La gran pasión por el balonmano explotó a raíz de la excelente trayectoria liguera del ADA Jaén, que, en la temporada 78/79, se proclamaba campeón de Primera y ascendía a División de Honor bajo la presidencia de Honorato Morente. El ascenso se consumó tras una temporada sensacional. El equipo, entrenado por Justo Gámez, del que emergía el corpulento y magnífico lanzador Carlos De Blas, era recibido a los sones del himno a Jaén por un siempre abarrotado pabellón de La Salobreja. Pedro tenía intención de sacarse el carnet de socio con el fin de seguir animando cada domingo a un equipo que iba a tener rivales tan relevantes como su Atlético de Madrid o el antipático Barcelona. El ADA-Jaén, en cuyas filas seguía De Blas, se había reforzado con Elberdín, López León, Román y Muñoz Benito.

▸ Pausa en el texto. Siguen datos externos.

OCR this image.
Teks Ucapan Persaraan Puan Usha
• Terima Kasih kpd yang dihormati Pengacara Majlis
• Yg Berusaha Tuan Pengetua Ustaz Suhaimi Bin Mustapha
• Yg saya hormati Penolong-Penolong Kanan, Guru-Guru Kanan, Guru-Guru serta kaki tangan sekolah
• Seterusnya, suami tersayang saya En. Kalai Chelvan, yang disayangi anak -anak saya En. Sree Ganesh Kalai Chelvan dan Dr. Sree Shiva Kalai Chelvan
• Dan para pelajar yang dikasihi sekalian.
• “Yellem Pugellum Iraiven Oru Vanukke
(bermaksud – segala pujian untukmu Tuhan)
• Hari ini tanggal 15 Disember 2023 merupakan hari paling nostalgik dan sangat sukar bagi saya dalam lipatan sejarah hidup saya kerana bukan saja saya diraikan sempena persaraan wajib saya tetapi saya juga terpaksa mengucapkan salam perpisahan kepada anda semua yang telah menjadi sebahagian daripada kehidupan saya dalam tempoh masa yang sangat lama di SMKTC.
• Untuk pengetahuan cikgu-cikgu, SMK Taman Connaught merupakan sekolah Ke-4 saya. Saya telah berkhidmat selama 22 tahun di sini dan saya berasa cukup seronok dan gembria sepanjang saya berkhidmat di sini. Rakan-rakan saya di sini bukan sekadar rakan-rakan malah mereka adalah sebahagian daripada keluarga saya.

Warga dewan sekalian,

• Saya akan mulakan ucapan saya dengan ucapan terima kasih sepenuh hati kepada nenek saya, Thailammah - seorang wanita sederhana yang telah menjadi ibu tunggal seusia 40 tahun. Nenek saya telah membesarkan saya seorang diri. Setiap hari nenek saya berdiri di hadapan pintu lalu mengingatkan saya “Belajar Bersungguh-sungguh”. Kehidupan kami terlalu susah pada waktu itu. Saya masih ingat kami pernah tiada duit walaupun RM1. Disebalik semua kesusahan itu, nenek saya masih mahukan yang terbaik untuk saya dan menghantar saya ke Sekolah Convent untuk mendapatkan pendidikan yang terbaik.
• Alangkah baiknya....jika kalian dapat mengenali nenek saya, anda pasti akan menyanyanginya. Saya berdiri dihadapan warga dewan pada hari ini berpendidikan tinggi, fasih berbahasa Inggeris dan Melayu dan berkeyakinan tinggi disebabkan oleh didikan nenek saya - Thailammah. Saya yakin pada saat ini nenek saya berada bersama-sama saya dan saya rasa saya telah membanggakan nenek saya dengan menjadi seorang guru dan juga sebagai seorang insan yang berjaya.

En aquellos años, tampoco ahora —reconocía Pedro— no era ni la mitad de corpulento que esos balonmanistas de antaño, pero quería ser un hombre de carácter, y no un lerdo, como el marido de la señora Mildred en Los Roper.

En el 79 detectaba bienestares nunca antes sentidos al vislumbrar los escotes de Victoria Vera por la Albufera valenciana de Cañas y Barro, prosiguiendo con frecuentes izados de pene derivados de los constantes toqueteos de Tonet a Roseta y de Roseta a Tonet en La Barraca. El estallido hormonal adquirió carta de naturaleza a causa de Los Gozos y las sombras, y a consecuencia de Charo López. Más aún, cuando descubrió —gracias a Buytrago, un espigado compañero del colegio— que hacerlo a dos manos les traería a sus gónadas más placentera cuenta. Aguayo, otro con quien compartió pupitre, trató que Fernández retomara el camino hacia el cielo, invitándole al club Antara. Allí, un cura —no obrero, sino de la Obra[6] — se empeñaba en que saliese del aula de estudio para enseñarle ajedrez, negándose si quiera a recibir las primeras nociones porque el clérigo, en vez de en una mesa, colocaba el tablero en un sofá. A don Claudio, que movía la sotana mejor que Lola Flores la bata de cola, le debió quedar claro que a Pedro lo que le gustaba era jugar a las damas, porque no volvió a verle el pelo.